The sacrifice of those delusions is never borne by their well-heeled, secluded, blanket-wrapped originators; only by those easily persuaded or in denial themselves. Now that in our vengeful fury tens of thousands more have died and been injured than in the 9/11 attacks—very few of whom were actual terrorists and none of whom were the original 9/11 terrorists and most of whom have been our soldiers, innocent civilians and people who have since converted to insurgency as the result of our occupation—it is finally time to say enough is enough.

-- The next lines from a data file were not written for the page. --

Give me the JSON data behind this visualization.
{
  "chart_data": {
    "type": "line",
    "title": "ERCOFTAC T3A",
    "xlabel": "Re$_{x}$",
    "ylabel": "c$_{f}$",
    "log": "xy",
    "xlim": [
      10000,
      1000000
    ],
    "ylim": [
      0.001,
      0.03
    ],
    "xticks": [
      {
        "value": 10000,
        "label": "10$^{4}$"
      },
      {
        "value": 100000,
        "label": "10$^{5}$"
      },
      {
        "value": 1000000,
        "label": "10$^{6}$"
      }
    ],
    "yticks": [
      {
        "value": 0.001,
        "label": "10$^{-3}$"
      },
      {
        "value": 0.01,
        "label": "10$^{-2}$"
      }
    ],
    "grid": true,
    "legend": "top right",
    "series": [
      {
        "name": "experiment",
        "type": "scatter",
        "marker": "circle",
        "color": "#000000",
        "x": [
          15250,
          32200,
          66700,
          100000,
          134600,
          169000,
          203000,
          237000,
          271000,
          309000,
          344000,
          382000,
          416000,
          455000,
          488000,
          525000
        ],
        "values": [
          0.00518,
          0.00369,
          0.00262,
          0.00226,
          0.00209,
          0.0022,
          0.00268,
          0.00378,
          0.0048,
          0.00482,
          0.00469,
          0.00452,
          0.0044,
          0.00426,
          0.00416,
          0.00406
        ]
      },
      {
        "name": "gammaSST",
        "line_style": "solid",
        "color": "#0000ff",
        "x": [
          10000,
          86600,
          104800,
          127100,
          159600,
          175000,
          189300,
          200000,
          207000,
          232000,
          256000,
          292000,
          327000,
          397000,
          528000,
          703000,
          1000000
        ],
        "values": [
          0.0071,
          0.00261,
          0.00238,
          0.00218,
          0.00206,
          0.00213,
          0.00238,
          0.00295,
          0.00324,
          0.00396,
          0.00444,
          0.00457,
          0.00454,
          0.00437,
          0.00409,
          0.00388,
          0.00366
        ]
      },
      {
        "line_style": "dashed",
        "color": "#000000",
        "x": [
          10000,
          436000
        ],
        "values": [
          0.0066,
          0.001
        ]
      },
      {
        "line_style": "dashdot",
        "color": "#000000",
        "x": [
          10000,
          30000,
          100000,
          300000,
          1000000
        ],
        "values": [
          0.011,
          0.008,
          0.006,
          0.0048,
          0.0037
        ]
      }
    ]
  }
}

Saddam is dead. The weapons of mass destruction are elsewhere. They are wherever the old Soviet stockpiles are ending up, not in Iraq. Mission Accomplished. We’ve stirred the hornet’s nest; we whipped up this civil war. The glue that kept tribalism at bay, however heinous, is dissolved. We’re traipsing around lumpenly, fighting the wrong enemy in the wrong place, and leaving a mess—one that won’t be cleaned up or cleared up or organized any better or any more efficiently than the derelict and mishandled response to Hurricane Katrina. There are those who say we have to stay and finish what we started. At least they have one thing right, we started it. Neither Osama nor his minions were in Iraq, now they are. The Project for a New American Century couches its realpolitik in grand words, just like Bush. The subtext of the Project’s idealism becomes clear in action: to wage perpetual war. With living wage jobs shipping offshore, war keeps the remaining American business interests fat. It’s quite elegant in a way, send a taxpayer-funded war machine into a country, destroy it, then send more taxpayer dollars into the coffers of the privatized profiteers to “rebuild.” But when is the rebuilding done? When does the broken seive that is this gravytrain end? It’s kind circular in a way. My American dollar goes from my wallet into the wallets of Cheney’s pals, ensuring the widening income gap and prepping us all to accept the lower New World Order wagescales. Iraq is the place—appropriately enough, the front—where this money exchange takes place. Like a Mafia money laundering scheme, more money goes in than seems to come out. It has been well known for several years (if you’ve paid any attention to the rightly skeptical alternative media) that $9-plus billion of your taxes have disappeared, unaccounted for, into the nebulous morass that comes with shady bribes and payoffs, no-bid contracts and unaudited overcharges. Only now is some of this actually being addressed.
So congratulations Congress. You’ve finally taken some wobbling, timid steps up to the plate. So hit a good one and bring all the runners in, and bring our young men and women home.